Let the mass of Lead be denoted by $m$. Its value has been given to us in the problem as:
$\Rightarrow m=500g$
Let the specific heat capacity of lead be given by the term $S$. According to the question, the value of specific heat of lead is given as:
$\Rightarrow S=0.03\text{cal }{{\text{g}}^{-1}}{{\text{ }}^{0}}{{C}^{-1}}$
Now, let the total thermal capacity of Lead be denoted by $C$ .
Then, using the formula for thermal heat capacity of a substance, which is given by:
$\Rightarrow C=mS$ [Let the given expression be equation number (1)]
We have, the thermal heat capacity of lead as:
Putting all the required values of the respective terms in the above equation, we get:
$\begin{aligned} & \Rightarrow C=500\times 0.03cal{{\text{ }}^{0}}{{C}^{-1}} \\\ & \therefore C=15cal{{\text{ }}^{0}}{{C}^{-1}} \\\ \end{aligned}$
Hence, the thermal heat capacity of lead comes out to be $15cal{{\text{ }}^{0}}{{C}^{-1}}$.

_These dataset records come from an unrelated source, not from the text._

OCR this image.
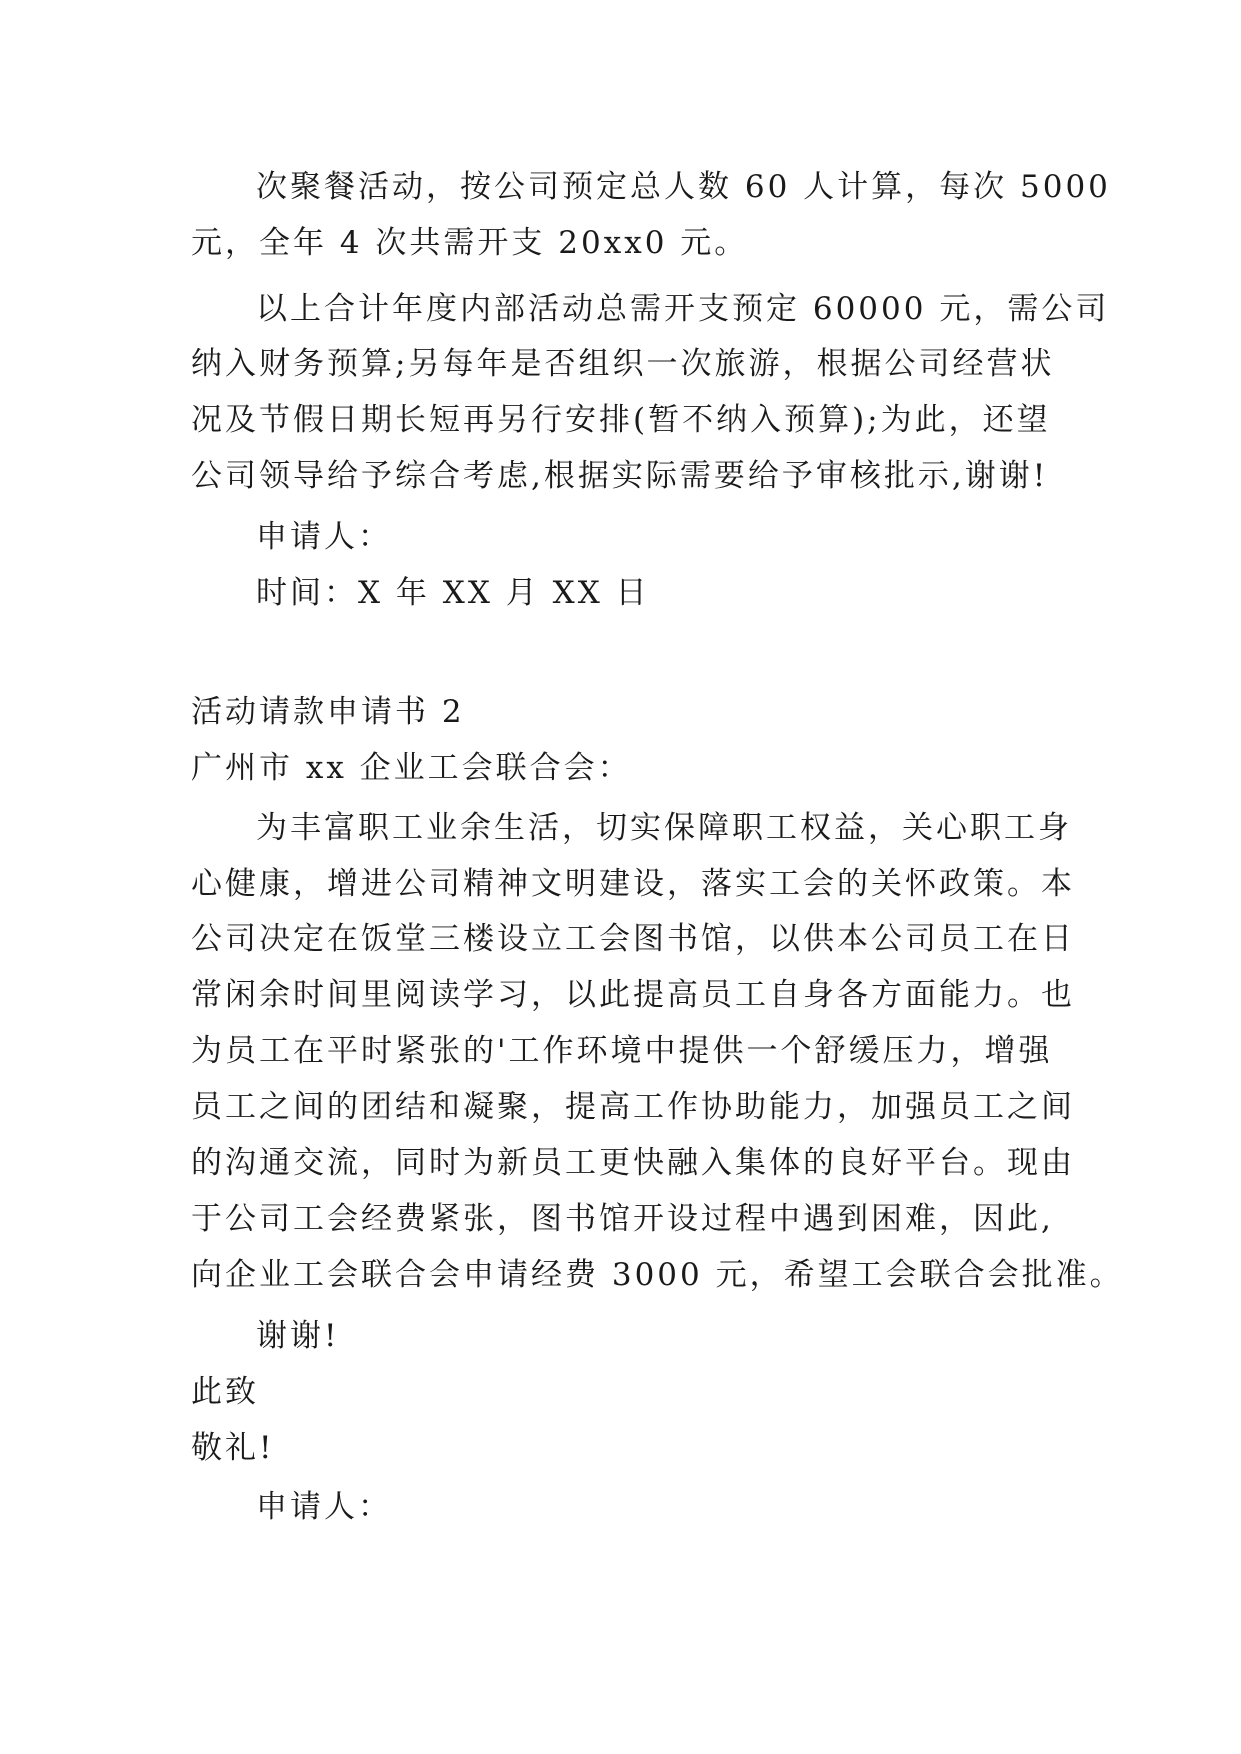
次聚餐活动，按公司预定总人数 60 人计算，每次 5000
元，全年 4 次共需开支 20xx0 元。
以上合计年度内部活动总需开支预定 60000 元，需公司
纳入财务预算;另每年是否组织一次旅游，根据公司经营状
况及节假日期长短再另行安排(暂不纳入预算);为此，还望
公司领导给予综合考虑,根据实际需要给予审核批示,谢谢!
申请人：
时间：X 年 XX 月 XX 日
活动请款申请书 2
广州市 xx 企业工会联合会：
为丰富职工业余生活，切实保障职工权益，关心职工身
心健康，增进公司精神文明建设，落实工会的关怀政策。本
公司决定在饭堂三楼设立工会图书馆，以供本公司员工在日
常闲余时间里阅读学习，以此提高员工自身各方面能力。也
为员工在平时紧张的'工作环境中提供一个舒缓压力，增强
员工之间的团结和凝聚，提高工作协助能力，加强员工之间
的沟通交流，同时为新员工更快融入集体的良好平台。现由
于公司工会经费紧张，图书馆开设过程中遇到困难，因此,
向企业工会联合会申请经费 3000 元，希望工会联合会批准。
谢谢!
此致
敬礼!
申请人：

Hence, option (C) is the correct option for the above problem.

Note:
In simple calculations-based problems like these, one should remember the correct formula and put the values of different parameters from the question correctly. The calculations should be checked at least twice to make sure we do not concur any errors. Also, the unit of final answer should be verified once. Since, these are comparatively easy problems, one should be quick to solve these and move on to the next question to save time in an examination.